/fortress

An isolated security container for sensitive data

Apache License 2.0Apache-2.0

FORTRESS

At a time when cyber threats are rampant and data breaches can have catastrophic consequences, the focus on robust software security has never been more important. The need to protect private data is not just a compliance issue, but a fundamental aspect of digital trust. This application proposes to develop a modular security component with a similar approach to the IOTA Foundation's Project Stronghold.

FORTRESS is a software enclave similar to hardware keys such as yubikey and similar products. The main idea is to store sensitive data that is not directly accessible to the user. Rather, any cryptographic operation required, such as signing, encrypting, decrypting, etc., takes place inside a so-called vault: a fraction of the system memory that remains highly guarded and encrypted with the latest state-of-the-art encryption, preferably xchacha20-poly1305.

The goal of this project is to build a lightweight system for the secure storage of e.g. identity data. In this context, we assume that identity data is implemented using public key cryptography such as DID.

The system will consist of at least the following models, which will be described in more detail.

Vault

The Vault is the centerpiece of our quest to redefine data security paradigms. Designed to operate in a virtualized environment, the Vault provides an impenetrable layer of isolation, separating its operations from ancillary system processes. This strategic isolation is further reinforced by the use of a security-hardened lightweight kernel within the virtual machine environment. One of the possible options is the seL4 microkernel, as it has an unparalleled track record in delivering robust, mathematically proven security properties, as well as specialized memory access capabilities that are essential to our advanced security model.
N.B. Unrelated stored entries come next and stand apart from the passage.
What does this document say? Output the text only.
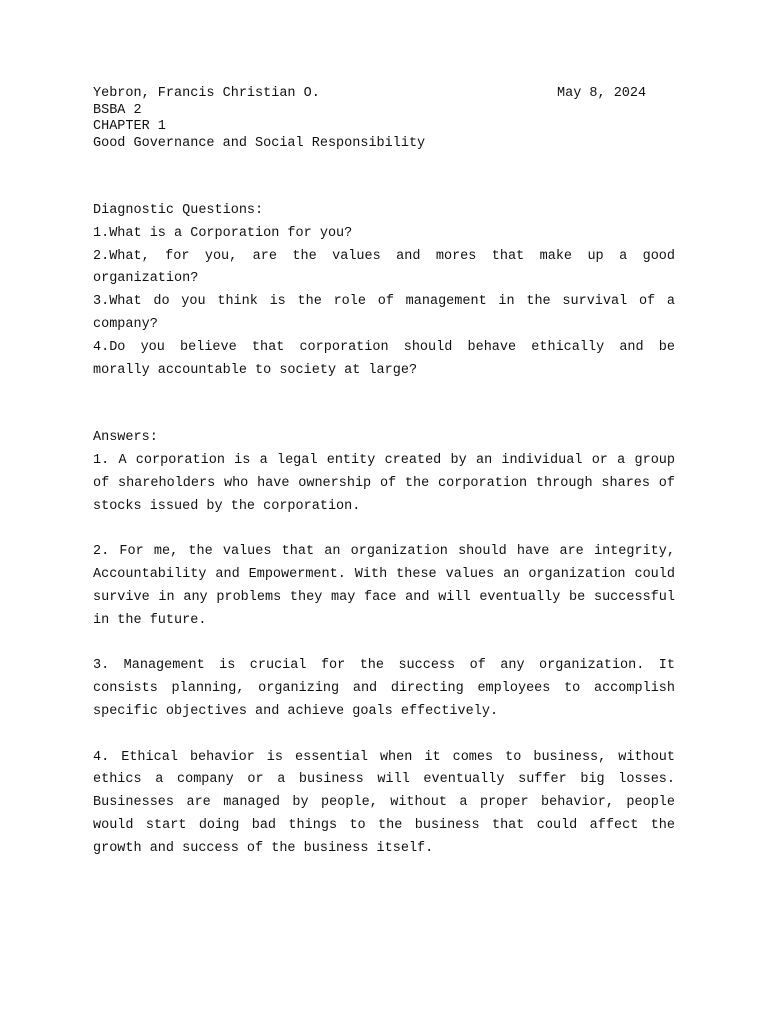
Yebron, Francis Christian O.	May 8, 2024
BSBA 2
CHAPTER 1
Good Governance and Social Responsibility
Diagnostic Questions:
1.What is a Corporation for you?
2.What, for you, are the values and mores that make up a good organization?
3.What do you think is the role of management in the survival of a company?
4.Do you believe that corporation should behave ethically and be morally accountable to society at large?
Answers:
1. A corporation is a legal entity created by an individual or a group of shareholders who have ownership of the corporation through shares of stocks issued by the corporation.
2. For me, the values that an organization should have are integrity, Accountability and Empowerment. With these values an organization could survive in any problems they may face and will eventually be successful in the future.
3. Management is crucial for the success of any organization. It consists planning, organizing and directing employees to accomplish specific objectives and achieve goals effectively.
4. Ethical behavior is essential when it comes to business, without ethics a company or a business will eventually suffer big losses. Businesses are managed by people, without a proper behavior, people would start doing bad things to the business that could affect the growth and success of the business itself.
At the heart of the Vault's operational doctrine is the management of data entry, orchestrated through the use of cryptographically secure hashed keys. This mechanism ensures that each data entry is uniquely identifiable but unpredictable, thereby reinforcing data integrity and confidentiality. To reinforce the sanctity of data at rest, the Vault uses state-of-the-art symmetric encryption algorithms, with a preference for xchacha20-poly1305 or AES-256. These algorithms are renowned for their cryptographic strength and efficiency, making them ideal for our high-security component.

The Vault's architecture incorporates an innovative approach to memory storage, utilizing non-contiguous memory segments. This design philosophy is synergised with the Boojum scheme, a technique that dynamically rotates memory fragments. Such a methodology not only complicates unauthorized data reconstruction, but also provides a safeguard against accidental core dumps, reducing the risk of accidental data exposure. The Vault can quickly reconstruct the original data from its rotated fragments.

Data Exchange Format

Sensitive data shall also be able to be persisted. The basic data format shall be a common human-readable format like JSON, Toml, or Yaml. While stored the data will be encrypted with authenticated symmetric encryption algorithms like xchacha20-poly1305.

Compatibility / Hardware Support

Within the FORTRESS Project, a fundamental pillar of our architectural philosophy is the seamless integration and compatibility with established cryptographic APIs such as PKCS#11 (also known as Cryptoki). This strategic decision is designed to facilitate the use of a wide range of security hardware sticks, ensuring that FORTRESS can be easily adopted into a wide range of existing security infrastructures without the need for extensive modification. In addition, the project is committed to embracing advances in authentication technologies, with a particular focus on the FIDO 2 standard. This inclusion not only simplifies the process of two-factor authentication for access to common websites, but also heralds the adoption of cutting-edge identity standards such as passkeys, which are poised to revolutionize authentication practices by eliminating the need for traditional passwords.

Crucially, FORTRESS is committed to aligning with and supporting identity regulations, in particular eIDAS 2.0. This commitment ensures that FORTRESS will be at the forefront of facilitating secure, cross-border digital identities within the European Union, thereby increasing trust and security in electronic transactions across member states. By integrating support for eIDAS 2.0, FORTRESS positions itself as a versatile and future-proof solution capable of meeting the evolving needs for digital identity verification and authentication in a manner that is both secure and easy to use. This strategic direction underscores our commitment to advancing the state of digital security and identity management, ensuring that FORTRESS remains compatible with and relevant to the latest standards and practices in the field.